Symbol Analysis
A lot has been made of the fact that Roethke grew up pretty much in a greenhouse (his father, Wilhelm, ran a nursery). No, he was no hothouse flower, but he had a fascination with the botanical world, and nature in general. With its beauty and order, nature offered comfort and escape to the growing boy, and, later, the man used natural images to convey a kind of pre-fall purity and truth, in contrast to flawed human business. Although this poem is very much about human experience, nature does make a grand entrance, to “ground” some of the headier concepts discussed.

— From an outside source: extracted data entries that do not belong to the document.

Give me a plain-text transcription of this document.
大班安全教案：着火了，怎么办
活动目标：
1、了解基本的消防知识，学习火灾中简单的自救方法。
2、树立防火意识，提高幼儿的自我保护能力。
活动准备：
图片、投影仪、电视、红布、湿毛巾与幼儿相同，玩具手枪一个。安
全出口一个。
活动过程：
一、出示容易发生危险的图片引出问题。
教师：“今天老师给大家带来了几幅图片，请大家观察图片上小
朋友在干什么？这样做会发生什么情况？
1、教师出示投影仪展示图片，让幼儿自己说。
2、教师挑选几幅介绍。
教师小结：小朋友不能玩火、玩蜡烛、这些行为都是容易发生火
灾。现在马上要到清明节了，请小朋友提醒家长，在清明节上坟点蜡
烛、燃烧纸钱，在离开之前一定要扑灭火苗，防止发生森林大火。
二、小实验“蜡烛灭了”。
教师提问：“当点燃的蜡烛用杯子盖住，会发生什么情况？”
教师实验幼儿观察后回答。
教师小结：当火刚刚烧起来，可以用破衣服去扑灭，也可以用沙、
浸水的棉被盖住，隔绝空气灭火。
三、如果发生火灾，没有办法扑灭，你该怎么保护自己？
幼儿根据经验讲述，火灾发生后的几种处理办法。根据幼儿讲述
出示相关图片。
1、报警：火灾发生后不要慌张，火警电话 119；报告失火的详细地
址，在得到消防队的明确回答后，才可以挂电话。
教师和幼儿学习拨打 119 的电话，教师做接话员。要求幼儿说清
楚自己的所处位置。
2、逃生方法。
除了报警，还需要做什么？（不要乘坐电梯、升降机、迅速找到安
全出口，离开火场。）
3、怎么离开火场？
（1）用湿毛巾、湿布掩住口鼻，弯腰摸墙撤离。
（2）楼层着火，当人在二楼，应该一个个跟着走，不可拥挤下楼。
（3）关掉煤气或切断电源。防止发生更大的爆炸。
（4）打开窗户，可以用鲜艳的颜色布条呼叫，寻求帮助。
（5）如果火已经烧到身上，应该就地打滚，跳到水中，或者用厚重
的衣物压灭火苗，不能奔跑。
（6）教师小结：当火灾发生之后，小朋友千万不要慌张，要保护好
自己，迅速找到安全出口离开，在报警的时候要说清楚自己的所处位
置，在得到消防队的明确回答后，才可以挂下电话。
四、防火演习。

- Line 8: Did we mention grounding? Here both God and the ground are given nearly equal billing, both capitalized, joined in alliteration, both welcome guests in a poem about various forms of mental activity. It’s a relief that the world isn’t just a matter of human invention. It’s as if God and Ground represent different poles on an axis. The speaker can now find his way or orbit between them.
- Line 10: Light is personified as a kind of thief or explorer, taking a tree, but what could that mean? As an image it’s ambiguous. The simplest way of seeing this is that the tree is illuminated, but something more is going on. We know that because the speaker immediately asks who can tell us about how this happens, its function, what it means. Throughout the poem, the speaker is asking questions about how the world works, including how this light can “take” the tree. He’s drawn to the natural phenomenon, but is also interested in the mechanisms of life that create it in the first place.
- Line 11: This isn’t Richard Scarry’s Lowly Worm character (with his German hat and his one red high-top sneaker). This worm has the distinct whiff of death, and you’d think that would be a total downer, but, surprisingly, it’s not. That’s because even the lowliest can make the ascent up a winding stair. Doesn’t that sound hopeful? Even if the worm spells out putrefaction of a corpse, it’s all part of the endless cycle and course of life. We all must learn “from where we have to go.”
- Lines 13-14: Here nature makes her entrance in a big way, addressed by name and given quite the honorific (a title of respect). Isn’t that special, capitalized and titled “Great”? Actually, it really is special, and a mark of power. Great Nature, personified, has something up her sleeve, “another thing to do” to us, and it doesn’t look good.
- Lines 14-15: Because Great Nature might “do” to you something final, like death for example, you have to live now. There’s a certain #YOLO, carpe diem feeling to the advice to “take the lively air, / And, lovely, learn by going where to go.” Seize the day, take the lively air; you only live once, so you better make it good.